How your blog keeps customers loyal

We cannot assume that our blog will appeal to our customers, and keep them loyal. We have to consciously include them among our audiences.

I tell my clients to identify three audiences for their blogs. The first is their customers. The second is their ideal new customer. This third one is a matter of choice. It might be prospective employees or peers who will share and comment on their blogs.

Understand them

Write a buyer persona for your customers that takes you deep into their heads. What are their personal and professional ambitions and struggles? These will be different from your prospects who are often not aware of the problems you can solve for them.

Be especially nice to them

Offer your customers special deals, too; discounts, e-books, online courses.

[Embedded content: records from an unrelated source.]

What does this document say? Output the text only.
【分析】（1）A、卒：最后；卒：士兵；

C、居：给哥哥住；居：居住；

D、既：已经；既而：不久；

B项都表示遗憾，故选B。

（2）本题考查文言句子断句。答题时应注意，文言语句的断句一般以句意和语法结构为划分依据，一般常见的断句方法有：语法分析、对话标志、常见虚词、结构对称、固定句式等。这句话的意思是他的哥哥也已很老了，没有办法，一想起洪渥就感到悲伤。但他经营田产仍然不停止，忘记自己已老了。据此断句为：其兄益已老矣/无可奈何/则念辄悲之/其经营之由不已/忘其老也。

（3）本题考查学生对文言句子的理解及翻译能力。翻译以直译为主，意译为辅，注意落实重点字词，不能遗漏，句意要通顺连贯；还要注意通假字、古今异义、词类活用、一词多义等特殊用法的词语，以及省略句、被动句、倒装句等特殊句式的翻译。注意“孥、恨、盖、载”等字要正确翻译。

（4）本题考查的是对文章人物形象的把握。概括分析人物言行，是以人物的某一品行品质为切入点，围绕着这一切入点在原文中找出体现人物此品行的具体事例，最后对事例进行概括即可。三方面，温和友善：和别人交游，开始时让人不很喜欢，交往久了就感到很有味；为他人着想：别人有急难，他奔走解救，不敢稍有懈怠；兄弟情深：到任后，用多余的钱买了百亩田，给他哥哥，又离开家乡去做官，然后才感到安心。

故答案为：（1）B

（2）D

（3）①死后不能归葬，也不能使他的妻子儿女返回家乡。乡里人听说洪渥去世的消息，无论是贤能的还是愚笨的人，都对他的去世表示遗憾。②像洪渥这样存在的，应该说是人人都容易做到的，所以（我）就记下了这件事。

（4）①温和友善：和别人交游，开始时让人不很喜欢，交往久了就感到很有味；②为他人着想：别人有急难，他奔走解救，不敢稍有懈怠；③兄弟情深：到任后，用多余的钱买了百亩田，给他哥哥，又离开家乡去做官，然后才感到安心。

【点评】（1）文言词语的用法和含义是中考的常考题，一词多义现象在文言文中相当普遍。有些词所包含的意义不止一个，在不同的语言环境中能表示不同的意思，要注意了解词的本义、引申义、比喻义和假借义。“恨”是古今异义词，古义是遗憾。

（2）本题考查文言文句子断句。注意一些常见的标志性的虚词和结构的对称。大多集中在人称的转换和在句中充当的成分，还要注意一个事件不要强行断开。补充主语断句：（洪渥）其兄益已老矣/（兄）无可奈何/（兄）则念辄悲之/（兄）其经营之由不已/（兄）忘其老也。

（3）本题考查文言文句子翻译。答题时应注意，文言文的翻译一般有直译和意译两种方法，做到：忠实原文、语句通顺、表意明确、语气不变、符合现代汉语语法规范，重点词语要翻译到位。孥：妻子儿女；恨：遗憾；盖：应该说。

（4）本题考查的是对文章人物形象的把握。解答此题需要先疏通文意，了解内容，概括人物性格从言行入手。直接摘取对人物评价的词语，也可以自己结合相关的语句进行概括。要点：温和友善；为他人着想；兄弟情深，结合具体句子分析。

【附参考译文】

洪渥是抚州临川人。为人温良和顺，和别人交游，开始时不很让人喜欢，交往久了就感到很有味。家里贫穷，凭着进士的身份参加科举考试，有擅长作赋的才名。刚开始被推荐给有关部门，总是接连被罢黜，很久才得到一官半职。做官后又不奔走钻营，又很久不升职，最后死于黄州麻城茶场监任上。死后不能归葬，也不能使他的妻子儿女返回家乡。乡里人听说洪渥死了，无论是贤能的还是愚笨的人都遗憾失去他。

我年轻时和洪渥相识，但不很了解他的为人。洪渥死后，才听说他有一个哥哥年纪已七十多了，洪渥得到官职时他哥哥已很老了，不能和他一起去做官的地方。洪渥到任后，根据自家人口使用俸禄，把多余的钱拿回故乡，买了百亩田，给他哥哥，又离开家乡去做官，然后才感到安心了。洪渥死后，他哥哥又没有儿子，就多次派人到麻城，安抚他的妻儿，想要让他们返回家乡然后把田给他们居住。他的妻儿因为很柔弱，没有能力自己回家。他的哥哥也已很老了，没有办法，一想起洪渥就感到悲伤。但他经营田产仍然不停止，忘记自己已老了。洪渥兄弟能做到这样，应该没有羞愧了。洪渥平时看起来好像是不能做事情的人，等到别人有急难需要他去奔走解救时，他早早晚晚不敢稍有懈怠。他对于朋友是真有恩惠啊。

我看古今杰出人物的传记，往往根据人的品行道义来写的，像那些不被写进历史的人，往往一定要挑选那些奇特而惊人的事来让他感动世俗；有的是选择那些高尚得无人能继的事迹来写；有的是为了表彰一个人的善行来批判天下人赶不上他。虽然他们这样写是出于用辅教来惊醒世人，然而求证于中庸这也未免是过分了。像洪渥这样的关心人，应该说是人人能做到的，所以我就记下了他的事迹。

Invite them to special events. Have a members-only segment of your website.

Have you noticed how often companies advertise a great discount and then add “present customers excluded”? Hello! Why don’t just ring me up and tell me you don’t give a damn about me?

Write about what they need now

Your customers are up with you; they have your product or have tried your services. You can provide the most value if you write about their next step – their evolution to the next stage.

Invite your customers to help your research and development. What do they see as the next step for their business? What problems still bother them; what new ones have arrived? Encourage your clients to comment and give you feedback. Offer them rewards to do so. A trip for two to Uluru is a low cost when you consider the R&D value of customer feedback.

Customer loyalty is measurable fast

Measure customer “churn” – how many you lose as well as how many you gain from the minute you start blogging. NRMA’s Emma Cornwell did.

Within a year, the content marketing program had increased customer retention by 5%. This added $3.6 million in revenue.